Далее Гоголь предостерегает Анну: «Есть в свете гадости, которые, как репейники, пристают к нам, как бы мы ни осматривались. К вам кое-что уже пристало; что именно, я покуда не скажу. Храни вас бог также от поползновений на так называемую светскую любезность. Сохраняйте простоту дитяти – это лучше всего». Примечательно, что ещё в 1846 году Смирнова  сообщала Гоголю о своём впечатлении от знакомства с графиней матерью и Анной Вьельгорской:

 «Меж нами будь сказано, я, живши в Павлине, разлюбила вашу графиню Вьельгорскую и Нази (Анну). Они обе заражены бароновской спесью, и Нази очень и очень увлекается польками и всем светским блеском. Добродетель их какая-то католическая, гордая и сухая. Софья и Апполина (сёстры Анны) и оба графы Вьельгорские(братья Анны) – вот мои любезные».  Александра Осиповна, пресытившись слащавыми отзывами Гоголя об Анне, и не разделяя его восторга,  решила добавить  от себя ложку дёгтя.  Но Гоголя это не смутило, напротив, с ещё большим энтузиазмом окунулся он в свою идею патриотического  и церковного воспитания Анны. И пусть наивным мечтам Гоголя не суждено было сбыться так, как он этого хотел, пусть он обманулся в ней, и магнетическая зависимость Анны  от света оказалась сильнее его целомудренных предписаний, пусть…  Но он не остался в стороне, он не был равнодушен к судьбе Анны, и это безусловно заслуживает  глубокого уважения. 

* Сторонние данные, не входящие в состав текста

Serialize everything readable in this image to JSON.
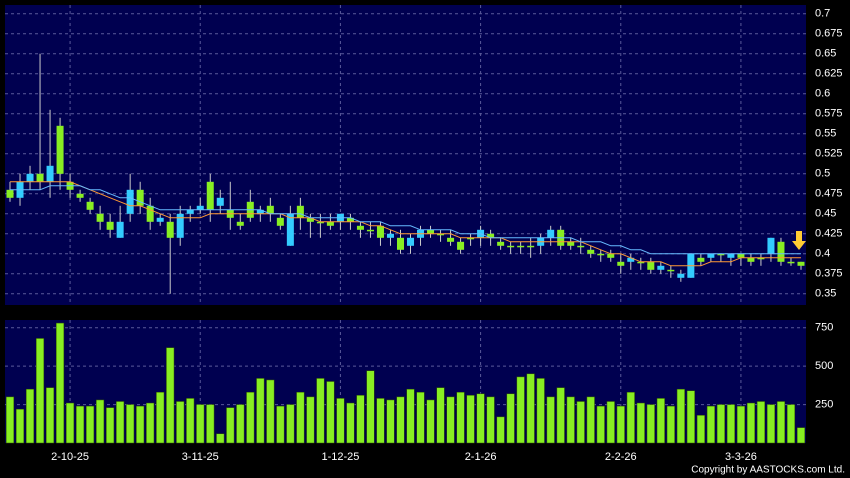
{
  "chart_data": [
    {
      "type": "candlestick",
      "ylim": [
        0.336,
        0.711
      ],
      "yticks": [
        0.35,
        0.375,
        0.4,
        0.425,
        0.45,
        0.475,
        0.5,
        0.525,
        0.55,
        0.575,
        0.6,
        0.625,
        0.65,
        0.675,
        0.7
      ],
      "grid": true,
      "up_color": "#33ccff",
      "down_color": "#88ee22",
      "wick_color": "#cccccc",
      "open": [
        0.48,
        0.47,
        0.49,
        0.5,
        0.49,
        0.56,
        0.49,
        0.475,
        0.465,
        0.45,
        0.44,
        0.42,
        0.45,
        0.48,
        0.46,
        0.44,
        0.44,
        0.42,
        0.45,
        0.455,
        0.49,
        0.46,
        0.455,
        0.44,
        0.465,
        0.45,
        0.46,
        0.445,
        0.41,
        0.46,
        0.445,
        0.44,
        0.44,
        0.44,
        0.445,
        0.435,
        0.43,
        0.435,
        0.42,
        0.42,
        0.41,
        0.42,
        0.43,
        0.425,
        0.42,
        0.415,
        0.42,
        0.42,
        0.425,
        0.415,
        0.41,
        0.41,
        0.41,
        0.41,
        0.42,
        0.43,
        0.415,
        0.41,
        0.405,
        0.4,
        0.4,
        0.39,
        0.39,
        0.39,
        0.39,
        0.38,
        0.38,
        0.37,
        0.37,
        0.395,
        0.395,
        0.4,
        0.395,
        0.4,
        0.395,
        0.395,
        0.4,
        0.415,
        0.39,
        0.39
      ],
      "high": [
        0.49,
        0.5,
        0.51,
        0.65,
        0.58,
        0.57,
        0.5,
        0.48,
        0.47,
        0.46,
        0.45,
        0.46,
        0.5,
        0.49,
        0.47,
        0.45,
        0.45,
        0.46,
        0.46,
        0.47,
        0.5,
        0.48,
        0.49,
        0.45,
        0.48,
        0.46,
        0.47,
        0.45,
        0.46,
        0.47,
        0.45,
        0.45,
        0.45,
        0.45,
        0.45,
        0.44,
        0.44,
        0.44,
        0.43,
        0.43,
        0.425,
        0.435,
        0.435,
        0.43,
        0.43,
        0.42,
        0.425,
        0.435,
        0.43,
        0.42,
        0.415,
        0.415,
        0.42,
        0.425,
        0.435,
        0.435,
        0.42,
        0.42,
        0.41,
        0.405,
        0.405,
        0.4,
        0.4,
        0.395,
        0.395,
        0.39,
        0.385,
        0.38,
        0.4,
        0.4,
        0.4,
        0.4,
        0.4,
        0.4,
        0.4,
        0.4,
        0.42,
        0.42,
        0.395,
        0.39
      ],
      "low": [
        0.465,
        0.46,
        0.48,
        0.48,
        0.47,
        0.48,
        0.47,
        0.465,
        0.45,
        0.43,
        0.42,
        0.42,
        0.44,
        0.45,
        0.43,
        0.435,
        0.35,
        0.41,
        0.44,
        0.45,
        0.44,
        0.45,
        0.43,
        0.43,
        0.44,
        0.44,
        0.44,
        0.43,
        0.41,
        0.43,
        0.42,
        0.42,
        0.43,
        0.43,
        0.43,
        0.42,
        0.42,
        0.41,
        0.41,
        0.4,
        0.4,
        0.41,
        0.42,
        0.415,
        0.41,
        0.4,
        0.41,
        0.41,
        0.41,
        0.405,
        0.4,
        0.4,
        0.395,
        0.4,
        0.41,
        0.405,
        0.405,
        0.4,
        0.395,
        0.39,
        0.39,
        0.375,
        0.38,
        0.38,
        0.375,
        0.375,
        0.37,
        0.365,
        0.37,
        0.385,
        0.39,
        0.39,
        0.385,
        0.385,
        0.385,
        0.385,
        0.39,
        0.385,
        0.385,
        0.38
      ],
      "close": [
        0.47,
        0.49,
        0.5,
        0.49,
        0.51,
        0.5,
        0.48,
        0.47,
        0.455,
        0.44,
        0.43,
        0.44,
        0.48,
        0.46,
        0.44,
        0.445,
        0.42,
        0.45,
        0.455,
        0.46,
        0.455,
        0.47,
        0.445,
        0.435,
        0.445,
        0.455,
        0.45,
        0.435,
        0.45,
        0.445,
        0.44,
        0.44,
        0.435,
        0.45,
        0.44,
        0.43,
        0.43,
        0.42,
        0.425,
        0.405,
        0.42,
        0.43,
        0.425,
        0.425,
        0.415,
        0.405,
        0.42,
        0.43,
        0.42,
        0.41,
        0.41,
        0.41,
        0.41,
        0.42,
        0.43,
        0.41,
        0.41,
        0.41,
        0.4,
        0.4,
        0.395,
        0.385,
        0.395,
        0.39,
        0.38,
        0.385,
        0.38,
        0.375,
        0.4,
        0.39,
        0.4,
        0.4,
        0.4,
        0.395,
        0.39,
        0.395,
        0.42,
        0.39,
        0.39,
        0.385
      ],
      "lines": [
        {
          "color": "#ff9933",
          "values": [
            0.49,
            0.49,
            0.49,
            0.49,
            0.49,
            0.49,
            0.49,
            0.485,
            0.48,
            0.475,
            0.47,
            0.465,
            0.46,
            0.46,
            0.455,
            0.45,
            0.445,
            0.445,
            0.445,
            0.445,
            0.45,
            0.45,
            0.45,
            0.45,
            0.45,
            0.45,
            0.45,
            0.45,
            0.445,
            0.445,
            0.445,
            0.44,
            0.44,
            0.44,
            0.44,
            0.44,
            0.435,
            0.435,
            0.43,
            0.425,
            0.425,
            0.425,
            0.425,
            0.425,
            0.425,
            0.42,
            0.42,
            0.42,
            0.42,
            0.42,
            0.415,
            0.415,
            0.415,
            0.415,
            0.415,
            0.415,
            0.415,
            0.415,
            0.41,
            0.405,
            0.4,
            0.4,
            0.395,
            0.39,
            0.39,
            0.39,
            0.385,
            0.385,
            0.385,
            0.385,
            0.39,
            0.39,
            0.39,
            0.395,
            0.395,
            0.395,
            0.395,
            0.395,
            0.395,
            0.395
          ]
        },
        {
          "color": "#66bbff",
          "values": [
            0.48,
            0.48,
            0.48,
            0.48,
            0.485,
            0.485,
            0.485,
            0.485,
            0.48,
            0.48,
            0.475,
            0.47,
            0.47,
            0.465,
            0.46,
            0.455,
            0.455,
            0.455,
            0.455,
            0.455,
            0.455,
            0.455,
            0.455,
            0.455,
            0.455,
            0.455,
            0.45,
            0.45,
            0.45,
            0.45,
            0.445,
            0.445,
            0.445,
            0.445,
            0.445,
            0.44,
            0.44,
            0.44,
            0.435,
            0.435,
            0.435,
            0.43,
            0.43,
            0.43,
            0.43,
            0.425,
            0.425,
            0.425,
            0.42,
            0.42,
            0.42,
            0.42,
            0.42,
            0.42,
            0.42,
            0.42,
            0.42,
            0.415,
            0.415,
            0.415,
            0.41,
            0.41,
            0.405,
            0.405,
            0.4,
            0.4,
            0.4,
            0.4,
            0.4,
            0.4,
            0.4,
            0.4,
            0.4,
            0.4,
            0.4,
            0.4,
            0.4,
            0.4,
            0.4,
            0.4
          ]
        }
      ]
    },
    {
      "type": "bar",
      "ylim": [
        0,
        800
      ],
      "yticks": [
        250,
        500,
        750
      ],
      "grid": true,
      "color": "#88ee22",
      "categories": [
        null,
        null,
        null,
        null,
        null,
        null,
        "2-10-25",
        null,
        null,
        null,
        null,
        null,
        null,
        null,
        null,
        null,
        null,
        null,
        null,
        "3-11-25",
        null,
        null,
        null,
        null,
        null,
        null,
        null,
        null,
        null,
        null,
        null,
        null,
        null,
        "1-12-25",
        null,
        null,
        null,
        null,
        null,
        null,
        null,
        null,
        null,
        null,
        null,
        null,
        null,
        "2-1-26",
        null,
        null,
        null,
        null,
        null,
        null,
        null,
        null,
        null,
        null,
        null,
        null,
        null,
        "2-2-26",
        null,
        null,
        null,
        null,
        null,
        null,
        null,
        null,
        null,
        null,
        null,
        "3-3-26",
        null,
        null,
        null,
        null,
        null,
        null
      ],
      "values": [
        300,
        220,
        350,
        680,
        360,
        780,
        260,
        240,
        240,
        280,
        230,
        270,
        250,
        240,
        260,
        330,
        620,
        270,
        290,
        250,
        250,
        60,
        230,
        250,
        330,
        420,
        410,
        240,
        250,
        330,
        300,
        420,
        400,
        290,
        260,
        310,
        470,
        290,
        280,
        300,
        350,
        330,
        280,
        360,
        300,
        330,
        310,
        320,
        300,
        170,
        320,
        430,
        450,
        420,
        300,
        360,
        300,
        270,
        300,
        240,
        270,
        240,
        330,
        260,
        250,
        290,
        240,
        350,
        340,
        180,
        240,
        250,
        250,
        240,
        260,
        270,
        250,
        270,
        250,
        100
      ],
      "annotations": [
        "Copyright by AASTOCKS.com Ltd."
      ]
    }
  ]
}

 В переписке Гоголя есть письмо без даты, которое первыми биографами писателя было отнесено к весне 1850 года. По их разумению,  письмо  было написано после неудачного сватовства Гоголя к А. М. Вьельгорской.
 Вот оно:

« Мне  казалось необходимым написать вам хотя бы часть моей исповеди. Принимаясь писать её, я молил бога только о том, чтобы сказать в ней одну сущую правду. Писал, поправлял, марал, вновь начинал писать и увидел, что нужно изорвать написанное. Нужна ли вам точно моя исповедь? Вы взглянете, может быть, холодно на то, что лежит у самого сердца моего, или же с иной точки зрения, и тогда может всё показаться в другом виде. И что писано было затем, чтобы объяснить дело, может только потемнить его.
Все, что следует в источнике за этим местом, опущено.